How challenge prizes level the playing field for innovators

26 September 2022

  • Managing Director of Challenge Works
  • Tris Dyson

Dementia is thought to affect around 50 million people globally, and in the UK alone someone is diagnosed every three minutes. This is a disease that knows no boundaries, and, sadly, can affect anyone – regardless of background. 

Driving innovation to improve care for those living with dementia requires knowledge from all backgrounds and unexpected suspects, however, traditional funding structures do not offer a level playing field for potential innovators. That’s why challenge prizes, which reward solutions, rather than names, can make a real difference. 

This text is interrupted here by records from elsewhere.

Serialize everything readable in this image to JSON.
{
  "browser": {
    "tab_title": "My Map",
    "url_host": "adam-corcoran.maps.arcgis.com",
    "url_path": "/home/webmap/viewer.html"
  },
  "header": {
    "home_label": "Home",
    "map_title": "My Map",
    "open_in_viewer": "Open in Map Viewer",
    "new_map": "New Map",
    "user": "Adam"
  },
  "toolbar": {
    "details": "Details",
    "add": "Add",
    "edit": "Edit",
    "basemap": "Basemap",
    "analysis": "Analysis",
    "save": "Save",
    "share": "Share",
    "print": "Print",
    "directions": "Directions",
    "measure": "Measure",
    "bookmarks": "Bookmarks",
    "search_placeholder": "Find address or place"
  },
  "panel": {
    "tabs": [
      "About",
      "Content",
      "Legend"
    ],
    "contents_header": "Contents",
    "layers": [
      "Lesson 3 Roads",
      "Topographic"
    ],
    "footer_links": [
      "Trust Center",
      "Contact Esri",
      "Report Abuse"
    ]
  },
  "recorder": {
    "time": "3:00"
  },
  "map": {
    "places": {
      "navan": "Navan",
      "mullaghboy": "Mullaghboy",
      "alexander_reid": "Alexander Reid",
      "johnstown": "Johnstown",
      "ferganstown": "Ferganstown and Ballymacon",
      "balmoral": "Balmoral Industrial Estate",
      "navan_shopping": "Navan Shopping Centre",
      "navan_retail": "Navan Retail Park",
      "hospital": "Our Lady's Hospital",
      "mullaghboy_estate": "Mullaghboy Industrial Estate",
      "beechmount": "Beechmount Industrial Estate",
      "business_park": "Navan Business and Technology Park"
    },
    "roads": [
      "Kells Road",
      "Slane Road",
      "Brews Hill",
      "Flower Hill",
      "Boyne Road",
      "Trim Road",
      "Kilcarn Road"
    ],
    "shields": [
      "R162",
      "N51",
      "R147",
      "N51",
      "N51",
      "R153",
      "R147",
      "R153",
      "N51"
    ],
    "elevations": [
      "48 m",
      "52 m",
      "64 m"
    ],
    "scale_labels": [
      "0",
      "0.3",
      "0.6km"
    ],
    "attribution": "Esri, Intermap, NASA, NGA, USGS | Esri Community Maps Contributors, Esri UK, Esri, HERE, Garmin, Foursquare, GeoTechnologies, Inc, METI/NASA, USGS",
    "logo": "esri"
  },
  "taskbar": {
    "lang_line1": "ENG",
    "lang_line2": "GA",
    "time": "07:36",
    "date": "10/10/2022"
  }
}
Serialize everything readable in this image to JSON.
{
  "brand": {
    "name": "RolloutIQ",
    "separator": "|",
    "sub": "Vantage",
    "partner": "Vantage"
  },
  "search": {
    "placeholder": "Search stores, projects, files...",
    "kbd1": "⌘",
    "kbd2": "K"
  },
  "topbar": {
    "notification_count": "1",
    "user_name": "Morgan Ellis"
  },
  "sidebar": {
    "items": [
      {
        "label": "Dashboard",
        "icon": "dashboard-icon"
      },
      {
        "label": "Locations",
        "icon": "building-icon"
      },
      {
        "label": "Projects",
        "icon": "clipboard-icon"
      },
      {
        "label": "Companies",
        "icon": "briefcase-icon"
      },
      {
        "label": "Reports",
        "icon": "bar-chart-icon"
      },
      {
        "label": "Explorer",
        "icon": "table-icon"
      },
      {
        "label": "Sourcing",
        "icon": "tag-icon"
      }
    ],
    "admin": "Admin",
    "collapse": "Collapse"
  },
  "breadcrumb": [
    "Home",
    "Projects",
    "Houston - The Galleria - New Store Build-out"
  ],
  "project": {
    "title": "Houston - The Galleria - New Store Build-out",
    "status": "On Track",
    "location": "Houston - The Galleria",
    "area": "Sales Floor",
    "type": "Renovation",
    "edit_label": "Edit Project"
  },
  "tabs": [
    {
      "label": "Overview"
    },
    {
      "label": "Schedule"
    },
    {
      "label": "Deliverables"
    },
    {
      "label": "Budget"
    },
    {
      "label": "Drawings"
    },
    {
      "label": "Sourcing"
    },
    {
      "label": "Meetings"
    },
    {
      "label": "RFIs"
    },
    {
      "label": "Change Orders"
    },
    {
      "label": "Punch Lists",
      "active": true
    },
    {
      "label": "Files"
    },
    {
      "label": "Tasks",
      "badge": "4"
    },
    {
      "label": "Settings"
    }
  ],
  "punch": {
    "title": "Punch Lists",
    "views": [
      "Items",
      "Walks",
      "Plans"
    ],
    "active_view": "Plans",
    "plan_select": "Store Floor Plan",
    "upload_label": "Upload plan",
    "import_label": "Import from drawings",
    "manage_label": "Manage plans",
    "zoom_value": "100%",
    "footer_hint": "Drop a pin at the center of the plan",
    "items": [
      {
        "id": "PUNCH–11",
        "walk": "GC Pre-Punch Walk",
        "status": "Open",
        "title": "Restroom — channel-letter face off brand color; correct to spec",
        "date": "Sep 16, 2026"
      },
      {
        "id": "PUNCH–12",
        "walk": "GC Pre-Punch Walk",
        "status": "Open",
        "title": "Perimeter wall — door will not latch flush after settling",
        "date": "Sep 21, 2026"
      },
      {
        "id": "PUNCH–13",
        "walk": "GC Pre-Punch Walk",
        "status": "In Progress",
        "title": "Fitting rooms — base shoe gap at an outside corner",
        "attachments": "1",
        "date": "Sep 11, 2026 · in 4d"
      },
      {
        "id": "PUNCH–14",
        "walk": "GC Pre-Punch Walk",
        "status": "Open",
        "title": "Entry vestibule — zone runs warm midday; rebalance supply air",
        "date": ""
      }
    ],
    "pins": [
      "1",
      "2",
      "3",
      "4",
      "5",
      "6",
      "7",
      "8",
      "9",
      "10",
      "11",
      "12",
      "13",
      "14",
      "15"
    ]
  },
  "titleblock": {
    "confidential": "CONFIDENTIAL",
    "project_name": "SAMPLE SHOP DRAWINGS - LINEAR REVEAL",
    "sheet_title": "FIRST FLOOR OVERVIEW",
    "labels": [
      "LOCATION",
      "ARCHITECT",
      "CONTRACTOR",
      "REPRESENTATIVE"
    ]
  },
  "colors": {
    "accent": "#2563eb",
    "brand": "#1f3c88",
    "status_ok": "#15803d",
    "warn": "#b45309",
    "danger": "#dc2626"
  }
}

In simple terms, challenge prizes incentivise the development of breakthrough technologies to solve some of the most difficult problems of our time, by rewarding the idea, rather than just recognising established institutions. 

Grants vs Prizes

Traditional research and development (R&D) grant funding provides support based on a promise of innovation. For this reason, funders understandably tend to choose well-known businesses that have solid track-records. These offer a lower risk at the time of issuing the grant and undoubtedly produce positive results, but have the unintended consequence of overlooking unknown or untested innovators. 

This tends to include small businesses, start-ups and entrepreneurs, often representative of a wider range of backgrounds and experiences. The traditional funding can therefore extend existing biases, and create limited solutions.

For the Longitude Prize on Dementia, innovators are expected to come from many different fields to compete in the prize. From researchers working on relevant artificial intelligent tools that could be applied to dementia, to clinicians, designers with expertise in user-centered solutions, data scientists and technology experts.

De-risking unknown innovation

Challenge prizes do the exact opposite. They encourage and support multiple approaches to solving a problem, and help entries to progress through different stages. With an objective and expert judging panel making all final decisions, the process ensures that the most promising solutions progress with seed funding and expert-led capacity-building support, regardless of origin.

In addition, solutions can only win the overall prize once proven to work, removing the associated risk that influences decisions for traditional funding. This approach creates a level playing field for well-known and unknown innovators to compete on equal footings.

Additionally, challenge prizes do not specify how a problem should be solved. This means they allow for multiple and diverse solutions to progress through the competition. Although there is a winner, Challenge Works’ experience of running challenge prizes for a decade has shown that the format produces multiple solutions that go on to make a positive contribution to society.

Three centuries of challenge prizes

Despite embodying our modern values of democracy, challenge prizes have been used for centuries. In 1714, the original Longitude Prize took place, launched by the British government of the time to develop an accurate and useful way of measuring longitude for sailors, who were increasingly unable to safely navigate crucial eastward trade routes.

Since then, challenge prizes went on to play a vital role in the development of technologies through the industrial revolution – including behind railway and aviation breakthroughs. 

Although they fell out of use after the Second World War with grant funding becoming dominant, they have experienced a revival in the last decade thanks to their ability to unearth unexpected solutions to great problems and tap into a rich seam of global innovators.

It goes without saying that for a challenge as wide-reaching as dementia a level playing field for innovators is crucial. Incentivising new tools that help people living with dementia live joyful, fulfilling and independent lives, requires solutions as diverse as the people they are designed to help.